The OECD nations and other nations signatories to the G20 Inclusive Framework on Base Erosion and Profit Shifting (BEPS) worked with an ambitious timeline to implement the Pillar I of the two-pillar solution developed to address the tax challenges that have emerged over the past few years from increasing digitalization of the economy. The broad consensus was announced in 2021, with necessary changes to domestic laws and treaties be drafted, enacted and implemented for the new rules to come into force in 2023.
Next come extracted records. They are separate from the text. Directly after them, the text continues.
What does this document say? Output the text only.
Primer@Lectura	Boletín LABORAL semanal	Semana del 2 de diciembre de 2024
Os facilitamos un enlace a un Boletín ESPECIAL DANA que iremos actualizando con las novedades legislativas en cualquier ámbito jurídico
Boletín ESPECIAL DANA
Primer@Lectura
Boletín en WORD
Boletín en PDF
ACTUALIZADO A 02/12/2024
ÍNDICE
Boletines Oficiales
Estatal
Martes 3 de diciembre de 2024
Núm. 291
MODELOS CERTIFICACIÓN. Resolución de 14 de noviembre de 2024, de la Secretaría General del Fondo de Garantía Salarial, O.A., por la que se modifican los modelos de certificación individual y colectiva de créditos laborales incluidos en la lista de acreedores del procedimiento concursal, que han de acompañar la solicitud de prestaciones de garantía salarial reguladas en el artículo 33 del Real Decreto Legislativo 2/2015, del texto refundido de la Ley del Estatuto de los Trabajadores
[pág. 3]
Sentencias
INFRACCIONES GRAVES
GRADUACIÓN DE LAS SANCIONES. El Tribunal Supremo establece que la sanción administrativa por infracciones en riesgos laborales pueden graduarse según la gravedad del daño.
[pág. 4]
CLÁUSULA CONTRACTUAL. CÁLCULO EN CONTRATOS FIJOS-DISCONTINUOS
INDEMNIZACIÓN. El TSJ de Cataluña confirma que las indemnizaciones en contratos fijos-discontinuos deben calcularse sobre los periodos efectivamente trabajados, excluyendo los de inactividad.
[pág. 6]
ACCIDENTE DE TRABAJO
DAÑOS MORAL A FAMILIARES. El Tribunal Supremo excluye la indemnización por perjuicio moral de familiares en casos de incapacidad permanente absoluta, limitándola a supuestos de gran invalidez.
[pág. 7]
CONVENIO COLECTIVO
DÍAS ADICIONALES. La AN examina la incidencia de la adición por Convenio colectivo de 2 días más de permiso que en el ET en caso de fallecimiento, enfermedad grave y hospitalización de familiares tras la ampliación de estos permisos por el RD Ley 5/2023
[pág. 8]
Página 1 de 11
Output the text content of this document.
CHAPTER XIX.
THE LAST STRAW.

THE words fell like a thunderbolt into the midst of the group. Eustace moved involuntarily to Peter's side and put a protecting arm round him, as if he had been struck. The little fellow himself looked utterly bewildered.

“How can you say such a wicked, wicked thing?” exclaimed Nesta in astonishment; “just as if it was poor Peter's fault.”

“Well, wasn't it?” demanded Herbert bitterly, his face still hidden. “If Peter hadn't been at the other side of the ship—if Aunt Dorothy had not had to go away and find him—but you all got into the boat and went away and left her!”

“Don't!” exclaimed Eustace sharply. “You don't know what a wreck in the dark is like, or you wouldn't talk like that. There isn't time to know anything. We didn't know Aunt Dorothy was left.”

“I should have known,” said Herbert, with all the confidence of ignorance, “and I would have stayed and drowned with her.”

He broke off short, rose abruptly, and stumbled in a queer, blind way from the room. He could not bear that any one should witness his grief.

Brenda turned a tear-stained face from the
  • Pillar I : The new taxing right allows market jurisdictions to tax a portion of the profits of the largest multinational groups. The implementation of this entail multiple steps – multilateral convention, followed by explanatory statements & draft model rules for domestic legislation. This is to be finally succeeded by ratification by countries to take effect on ground in 2023.
  • Pillar II : The development of standard remuneration for in-country baseline marketing & distribution activities are scheduled to be released this year end.

However, it appears that these challenging timelines for the development and signing of multilateral convention by mid-2022 may not be met. The OECD Secretary General recently commented that implementation of Pillar I could be deferred to 2024. From India’s perspective, this potential deferral can have impact in 3 broad areas :

  • Implementation of Pillar I is linked to withdrawal of digital service tax like equalization levy. A potential delay can therefore prolong the applicability of equalization levy by one more year.
  • There are many uncertain areas around the scope of equalization levy, like definition of ‘online sale of goods’ & ‘online provision of services’. Also, compliance mechanism for it has not evolved fully. There is no refund mechanism. An early withdrawal of equalization levy could have curtailed avoidable litigation.
  • India & US have agreed on a transitional approach under which India is required to give a credit for equalization levy paid by US companies from April 1, 2022 to the date of implementation of Pillar I (March 31, 2024). Any delay in implementation would mean bearing the credit amount for the US companies.

Work on Pillar II has proceeded more rapidly, and model rules & technical commentary on GloBE Rules have been released, and countries can implement them by incorporating such model rules into their domestic tax laws. Although Pillar I & II are linked, they are part of a common solution, but can be implemented independently. It will be important to see if India goes ahead with the implementation of GloBE Rules in 2023.

Pillar I & Pillar II proposals did put a lot of pressures on multinational corporations which must not only undertake detailed assessment of the potential impact on their tax profiles & structures, but also make significant changes to their internal reporting and financial systems to ensure robust data complying with these changes. A delay can help companies plan and adapt to these new rules better.